GTI-Treffen: Polizeieinsatz bei Tankstelle hat Nachspiel

Wirbel. Betreiber und Exekutive mit Vorwürfen.

von Thomas Martinz

Als ruhigstes GTI-Treffen seit Jahrzehnten sollte die am Sonntag zu Ende gegangene 35. Auflage in Erinnerung bleiben. Und doch sorgt nun eine Auseinandersetzung zwischen Auto-Enthusiasten und der Polizei für Nachwehen. Nachdem in sozialen Medien der Vorwurf laut wurde, dass in der Nacht auf Sonntag die Lage bei der Sabotnig-Tankstelle am Keutschacher See eskaliert wäre, legt nun Tankstelleneigner Franz Mario Sabotnig nach und beschuldigt vier Beamte, sie hätten Pkw-Fans verprügelt. Die Polizei widerspricht und wird Sabotnig anzeigen.

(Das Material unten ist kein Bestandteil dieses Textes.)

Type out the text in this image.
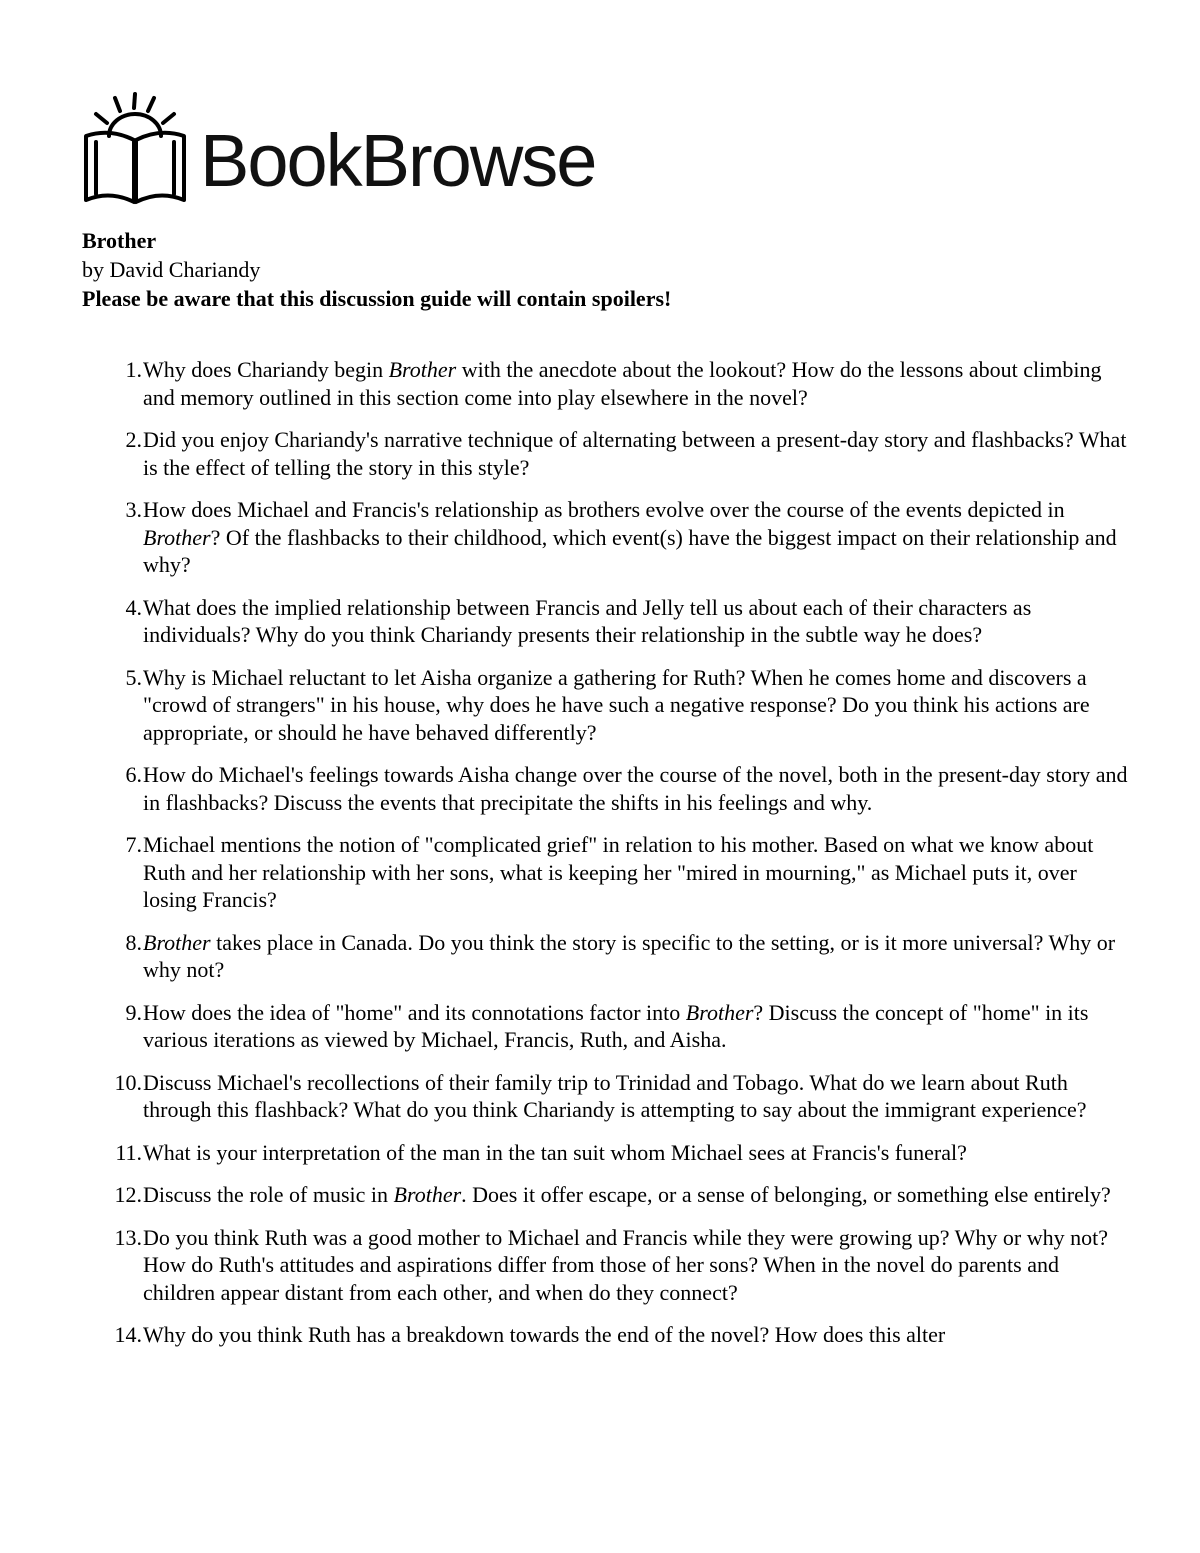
BookBrowse
Brother
by David Chariandy
Please be aware that this discussion guide will contain spoilers!
1. Why does Chariandy begin Brother with the anecdote about the lookout? How do the lessons about climbing and memory outlined in this section come into play elsewhere in the novel?
2. Did you enjoy Chariandy's narrative technique of alternating between a present-day story and flashbacks? What is the effect of telling the story in this style?
3. How does Michael and Francis's relationship as brothers evolve over the course of the events depicted in Brother? Of the flashbacks to their childhood, which event(s) have the biggest impact on their relationship and why?
4. What does the implied relationship between Francis and Jelly tell us about each of their characters as individuals? Why do you think Chariandy presents their relationship in the subtle way he does?
5. Why is Michael reluctant to let Aisha organize a gathering for Ruth? When he comes home and discovers a "crowd of strangers" in his house, why does he have such a negative response? Do you think his actions are appropriate, or should he have behaved differently?
6. How do Michael's feelings towards Aisha change over the course of the novel, both in the present-day story and in flashbacks? Discuss the events that precipitate the shifts in his feelings and why.
7. Michael mentions the notion of "complicated grief" in relation to his mother. Based on what we know about Ruth and her relationship with her sons, what is keeping her "mired in mourning," as Michael puts it, over losing Francis?
8. Brother takes place in Canada. Do you think the story is specific to the setting, or is it more universal? Why or why not?
9. How does the idea of "home" and its connotations factor into Brother? Discuss the concept of "home" in its various iterations as viewed by Michael, Francis, Ruth, and Aisha.
10. Discuss Michael's recollections of their family trip to Trinidad and Tobago. What do we learn about Ruth through this flashback? What do you think Chariandy is attempting to say about the immigrant experience?
11. What is your interpretation of the man in the tan suit whom Michael sees at Francis's funeral?
12. Discuss the role of music in Brother. Does it offer escape, or a sense of belonging, or something else entirely?
13. Do you think Ruth was a good mother to Michael and Francis while they were growing up? Why or why not? How do Ruth's attitudes and aspirations differ from those of her sons? When in the novel do parents and children appear distant from each other, and when do they connect?
14. Why do you think Ruth has a breakdown towards the end of the novel? How does this alter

Abgespielt hat sich der Zwischenfall Samstagnacht. Verbürgt ist ein Gummi-Gummi-Duell zweier Autolenker und das Einschreiten der Polizei. In der Folge gehen die Aussagen auseinander: "Die Show war beendet, als 30 Beamte die Tankstelle stürmten und auf Fans einschlugen. Vier Polizisten waren gewalttätig, ich kann sie identifizieren. Sie haben Menschen mit Schlagstöcken verprügelt, sie mit Stiefeln getreten, sie mit Kabelbindern gefesselt und verletzt", sagt Sabotnig. Weil die "Polizeigewalt" bei der Zapfsäule stattgefunden habe, habe er per Megafon die Exekutive ersucht, die Tankstelle zu verlassen. "Es war Restbenzin in der Zapfsäule. Durch Funkenflug wäre das leicht entzündbar."

"Kabelbinder üblich"

Die Polizei spricht von 150 Zuschauern und stellt den Einsatz anders dar. "Explosionsgefahr bestand nur wegen des Gummi-Gummi-Duells, an den Vorwürfen ist nichts dran", sagt Polizeisprecher Rainer Dionisio – mit einer Einschränkung: "Weil fünf Männer der Wegweisung nicht Folge leisteten, wurden sie festgenommen. Es ist durchaus möglich, aber auch üblich, dass dies unter Mithilfe von Kabelbindern geschehen ist."

Sabotnig wird wegen "Anstiftung zu einer Verwaltungsübertretung" angezeigt. Auch eine gewerberechtliche Prüfung der Tankstelle steht ins Haus, weil am fraglichen Abend Dutzende Personen am Tankstellenareal geraucht haben sollen.